本多忠勝は期待以上に亀山城の城代を上手く務めてくれた。腹案では田植え後に和泉を制圧したら、忠勝に和泉国の代官を任せようかとも考えている。


「そして、嵯治郎。今後、神戸城の河曲郡と亀山城の鈴鹿郡は北畠家に任せる故、城代は北畠家中から任命してくれ」


「はっ、兄上。承知いたしました」


「長島一向一揆」を鎮圧し、桑名郡を制圧したことにより伊勢国は寺倉家によってついに平定された。今回、河曲郡と鈴鹿郡を北畠に任せることにより、伊勢国は朝明郡、三重郡、員弁郡、桑名郡の北伊勢4郡以外は、北畠が統治することになる。いずれは北伊勢4郡も北畠に任せて、嵯治郎には名実共に伊勢国主として伊勢一国を治めてもらうつもりだ。



◇◇◇




こうして年始の評定と祝宴を催した後、俺と嵯治郎は束の間の家族団欒を謳歌していた。嵯治郎は生まれたばかりの娘・梓穂と妻の志波、茅夜を連れて、玲鵬城に年始の挨拶にやって来た。姪の梓穂は母親の志波に似て、人懐っこい可愛らしい顔立ちをしており、俺に抱かれてもニコニコと笑っていた。


嵯治郎も家族と一緒に温泉にゆったりと浸かり、長島の一揆鎮圧に至るまでの連戦の疲れを癒したようだが、温泉で志波の胸に抱かれる梓穂を見て、側室の芽夜も子供が欲しいと強く願ったそうだ。だが、如何せん芽夜は数え12歳になったばかりでまだ満11歳の小学生の身体だ。さすがに出産は早すぎる。


俺は茅夜の身体が未成熟で出産は危険なので、芽夜が15歳になるまではくれぐれも手を出さないよう嵯治郎に強く釘を刺しておいた。もし妊娠して12歳で出産しようものならば、母子の命に関わるからな。嵯治郎も俺が市が15歳になるまで手を出さなかったと知ると、素直に頷いてくれた。


そして、我が家は今、例年以上に雪が積もった玲鵬城の建つ低い丘の坂で、毎年恒例のソリ滑りをして父子で遊んでいた。


「父上、キャッ、キャッ!」


蔵秀丸も6歳になり、と言っても年末生まれなので実際は満4歳の5歳児に等しいのだが、それでも身体は6歳児の平均以上に成長している。毎年ソリを楽しみにしている蔵秀丸は、今年は一人でソリを滑りたいと言ったが、まだ一人で滑らせるには危ないので、俺の膝の上に乗せて滑っている。


「ととしゃま! キャッ、キャッ!」


一方、4歳になった瑞葵姫も順調に育っており、今年初めてソリを体験する瑞葵姫は、最初に滑った際には俺にしっかり抱きかかえられていても、とても怖がって悲鳴を上げていたが、一度ソリ滑りを体験すると、そのスリル感が気に入ったのだろう。
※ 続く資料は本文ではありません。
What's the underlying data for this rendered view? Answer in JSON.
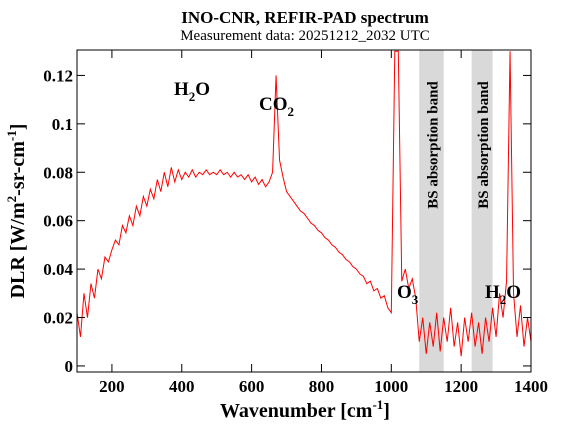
{
  "chart_data": {
    "type": "line",
    "title": "INO-CNR, REFIR-PAD spectrum",
    "subtitle": "Measurement data: 20251212_2032 UTC",
    "x_label": [
      "Wavenumber [cm",
      "-1",
      "]"
    ],
    "y_label": [
      "DLR [W/m",
      "2",
      "-sr-cm",
      "-1",
      "]"
    ],
    "xlim": [
      100,
      1400
    ],
    "ylim": [
      -0.0025,
      0.1305
    ],
    "xticks": [
      200,
      400,
      600,
      800,
      1000,
      1200,
      1400
    ],
    "yticks": [
      0,
      0.02,
      0.04,
      0.06,
      0.08,
      0.1,
      0.12
    ],
    "bands": [
      {
        "xlim": [
          1080,
          1150
        ],
        "label": "BS absorption band",
        "color": "#d9d9d9"
      },
      {
        "xlim": [
          1230,
          1290
        ],
        "label": "BS absorption band",
        "color": "#d9d9d9"
      }
    ],
    "annotations": [
      [
        "H",
        "2",
        "O"
      ],
      [
        "CO",
        "2",
        ""
      ],
      [
        "O",
        "3",
        ""
      ],
      [
        "H",
        "2",
        "O"
      ]
    ],
    "series": [
      {
        "name": "DLR",
        "color": "#ff0000",
        "x": [
          100,
          110,
          120,
          130,
          140,
          150,
          160,
          170,
          180,
          190,
          200,
          210,
          220,
          230,
          240,
          250,
          260,
          270,
          280,
          290,
          300,
          310,
          320,
          330,
          340,
          350,
          360,
          370,
          380,
          390,
          400,
          410,
          420,
          430,
          440,
          450,
          460,
          470,
          480,
          490,
          500,
          510,
          520,
          530,
          540,
          550,
          560,
          570,
          580,
          590,
          600,
          610,
          620,
          630,
          640,
          650,
          660,
          670,
          680,
          690,
          700,
          710,
          720,
          730,
          740,
          750,
          760,
          770,
          780,
          790,
          800,
          810,
          820,
          830,
          840,
          850,
          860,
          870,
          880,
          890,
          900,
          910,
          920,
          930,
          940,
          950,
          960,
          970,
          980,
          990,
          1000,
          1010,
          1020,
          1030,
          1040,
          1050,
          1060,
          1070,
          1080,
          1090,
          1100,
          1110,
          1120,
          1130,
          1140,
          1150,
          1160,
          1170,
          1180,
          1190,
          1200,
          1210,
          1220,
          1230,
          1240,
          1250,
          1260,
          1270,
          1280,
          1290,
          1300,
          1310,
          1320,
          1330,
          1340,
          1350,
          1360,
          1370,
          1380,
          1390,
          1400
        ],
        "values": [
          0.022,
          0.012,
          0.03,
          0.02,
          0.034,
          0.028,
          0.04,
          0.036,
          0.045,
          0.043,
          0.048,
          0.052,
          0.05,
          0.058,
          0.055,
          0.062,
          0.058,
          0.066,
          0.062,
          0.07,
          0.066,
          0.073,
          0.069,
          0.077,
          0.072,
          0.08,
          0.074,
          0.082,
          0.076,
          0.081,
          0.077,
          0.08,
          0.078,
          0.081,
          0.078,
          0.08,
          0.079,
          0.081,
          0.079,
          0.08,
          0.079,
          0.081,
          0.079,
          0.08,
          0.078,
          0.08,
          0.078,
          0.079,
          0.077,
          0.079,
          0.076,
          0.078,
          0.075,
          0.077,
          0.074,
          0.076,
          0.08,
          0.12,
          0.085,
          0.078,
          0.072,
          0.07,
          0.068,
          0.066,
          0.064,
          0.063,
          0.061,
          0.059,
          0.058,
          0.056,
          0.055,
          0.053,
          0.052,
          0.05,
          0.049,
          0.047,
          0.046,
          0.044,
          0.043,
          0.041,
          0.04,
          0.038,
          0.037,
          0.034,
          0.035,
          0.031,
          0.032,
          0.028,
          0.029,
          0.024,
          0.022,
          0.13,
          0.13,
          0.035,
          0.04,
          0.032,
          0.036,
          0.028,
          0.01,
          0.02,
          0.005,
          0.018,
          0.008,
          0.022,
          0.006,
          0.02,
          0.01,
          0.024,
          0.008,
          0.018,
          0.004,
          0.02,
          0.01,
          0.022,
          0.008,
          0.018,
          0.005,
          0.02,
          0.01,
          0.024,
          0.012,
          0.03,
          0.02,
          0.035,
          0.13,
          0.03,
          0.012,
          0.025,
          0.008,
          0.02,
          0.01
        ]
      }
    ]
  }
}
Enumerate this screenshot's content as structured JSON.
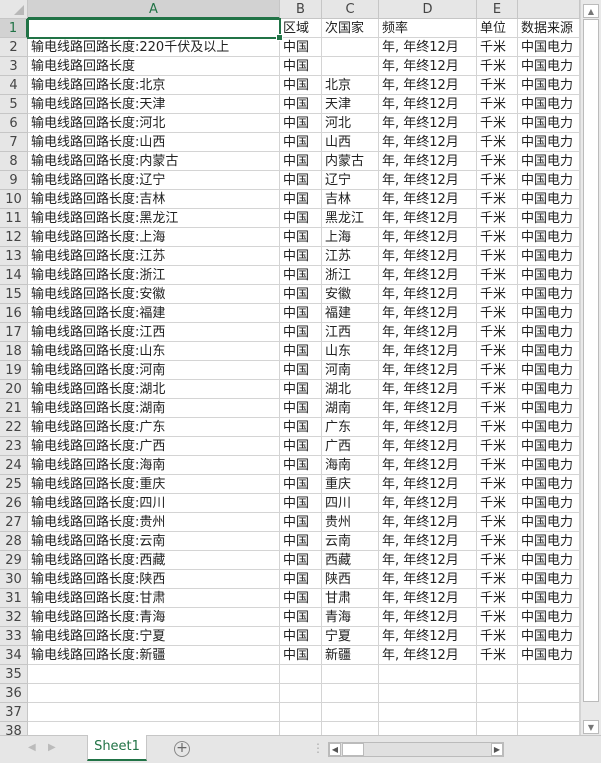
{
  "columns": [
    "A",
    "B",
    "C",
    "D",
    "E",
    ""
  ],
  "header_row": {
    "num": "1",
    "cells": [
      "",
      "区域",
      "次国家",
      "频率",
      "单位",
      "数据来源"
    ]
  },
  "rows": [
    [
      "输电线路回路长度:220千伏及以上",
      "中国",
      "",
      "年, 年终12月",
      "千米",
      "中国电力"
    ],
    [
      "输电线路回路长度",
      "中国",
      "",
      "年, 年终12月",
      "千米",
      "中国电力"
    ],
    [
      "输电线路回路长度:北京",
      "中国",
      "北京",
      "年, 年终12月",
      "千米",
      "中国电力"
    ],
    [
      "输电线路回路长度:天津",
      "中国",
      "天津",
      "年, 年终12月",
      "千米",
      "中国电力"
    ],
    [
      "输电线路回路长度:河北",
      "中国",
      "河北",
      "年, 年终12月",
      "千米",
      "中国电力"
    ],
    [
      "输电线路回路长度:山西",
      "中国",
      "山西",
      "年, 年终12月",
      "千米",
      "中国电力"
    ],
    [
      "输电线路回路长度:内蒙古",
      "中国",
      "内蒙古",
      "年, 年终12月",
      "千米",
      "中国电力"
    ],
    [
      "输电线路回路长度:辽宁",
      "中国",
      "辽宁",
      "年, 年终12月",
      "千米",
      "中国电力"
    ],
    [
      "输电线路回路长度:吉林",
      "中国",
      "吉林",
      "年, 年终12月",
      "千米",
      "中国电力"
    ],
    [
      "输电线路回路长度:黑龙江",
      "中国",
      "黑龙江",
      "年, 年终12月",
      "千米",
      "中国电力"
    ],
    [
      "输电线路回路长度:上海",
      "中国",
      "上海",
      "年, 年终12月",
      "千米",
      "中国电力"
    ],
    [
      "输电线路回路长度:江苏",
      "中国",
      "江苏",
      "年, 年终12月",
      "千米",
      "中国电力"
    ],
    [
      "输电线路回路长度:浙江",
      "中国",
      "浙江",
      "年, 年终12月",
      "千米",
      "中国电力"
    ],
    [
      "输电线路回路长度:安徽",
      "中国",
      "安徽",
      "年, 年终12月",
      "千米",
      "中国电力"
    ],
    [
      "输电线路回路长度:福建",
      "中国",
      "福建",
      "年, 年终12月",
      "千米",
      "中国电力"
    ],
    [
      "输电线路回路长度:江西",
      "中国",
      "江西",
      "年, 年终12月",
      "千米",
      "中国电力"
    ],
    [
      "输电线路回路长度:山东",
      "中国",
      "山东",
      "年, 年终12月",
      "千米",
      "中国电力"
    ],
    [
      "输电线路回路长度:河南",
      "中国",
      "河南",
      "年, 年终12月",
      "千米",
      "中国电力"
    ],
    [
      "输电线路回路长度:湖北",
      "中国",
      "湖北",
      "年, 年终12月",
      "千米",
      "中国电力"
    ],
    [
      "输电线路回路长度:湖南",
      "中国",
      "湖南",
      "年, 年终12月",
      "千米",
      "中国电力"
    ],
    [
      "输电线路回路长度:广东",
      "中国",
      "广东",
      "年, 年终12月",
      "千米",
      "中国电力"
    ],
    [
      "输电线路回路长度:广西",
      "中国",
      "广西",
      "年, 年终12月",
      "千米",
      "中国电力"
    ],
    [
      "输电线路回路长度:海南",
      "中国",
      "海南",
      "年, 年终12月",
      "千米",
      "中国电力"
    ],
    [
      "输电线路回路长度:重庆",
      "中国",
      "重庆",
      "年, 年终12月",
      "千米",
      "中国电力"
    ],
    [
      "输电线路回路长度:四川",
      "中国",
      "四川",
      "年, 年终12月",
      "千米",
      "中国电力"
    ],
    [
      "输电线路回路长度:贵州",
      "中国",
      "贵州",
      "年, 年终12月",
      "千米",
      "中国电力"
    ],
    [
      "输电线路回路长度:云南",
      "中国",
      "云南",
      "年, 年终12月",
      "千米",
      "中国电力"
    ],
    [
      "输电线路回路长度:西藏",
      "中国",
      "西藏",
      "年, 年终12月",
      "千米",
      "中国电力"
    ],
    [
      "输电线路回路长度:陕西",
      "中国",
      "陕西",
      "年, 年终12月",
      "千米",
      "中国电力"
    ],
    [
      "输电线路回路长度:甘肃",
      "中国",
      "甘肃",
      "年, 年终12月",
      "千米",
      "中国电力"
    ],
    [
      "输电线路回路长度:青海",
      "中国",
      "青海",
      "年, 年终12月",
      "千米",
      "中国电力"
    ],
    [
      "输电线路回路长度:宁夏",
      "中国",
      "宁夏",
      "年, 年终12月",
      "千米",
      "中国电力"
    ],
    [
      "输电线路回路长度:新疆",
      "中国",
      "新疆",
      "年, 年终12月",
      "千米",
      "中国电力"
    ]
  ],
  "empty_rows": [
    "35",
    "36",
    "37",
    "38"
  ],
  "sheet_tabs": [
    "Sheet1"
  ],
  "active_tab": "Sheet1",
  "accent_color": "#217346"
}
蔵秀丸の最初の時と同じように、何度も「ととしゃま、ショリ、ショリ」とせがまれて、蔵秀丸と交代で繰り返し滑っている。


だが、3歳になったばかりの峰珠丸は、やはり年末生まれで実際は満1歳の2歳児なので、今年はまだソリはお預けだ。今は坂の下で市と一緒に兄や姉が楽しむ様子を羨ましそうに見ているが、来年まで我慢だ。
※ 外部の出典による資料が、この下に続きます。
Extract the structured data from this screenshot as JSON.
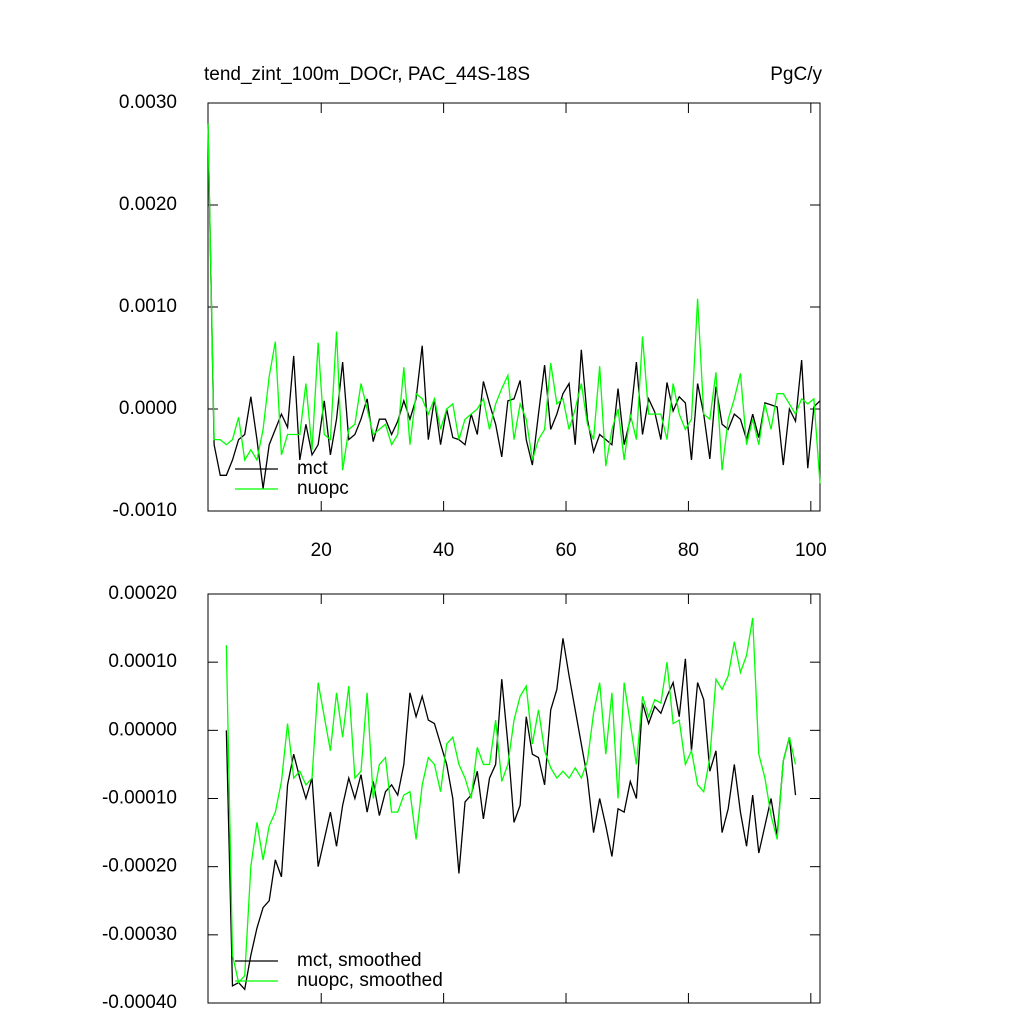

その市だが、出産予定は4月でもう少し先だが、転んだりすると危ないのであまり動かないように言ってある。市は子供達の遊ぶ様子を微笑ましく見つめているが、来年は市とも一緒にソリ滑りをしたいものだな。俺も子供たちの安全を期して目を離さないように見守りながら、楽しく家族団欒のひと時を過ごしたのだった。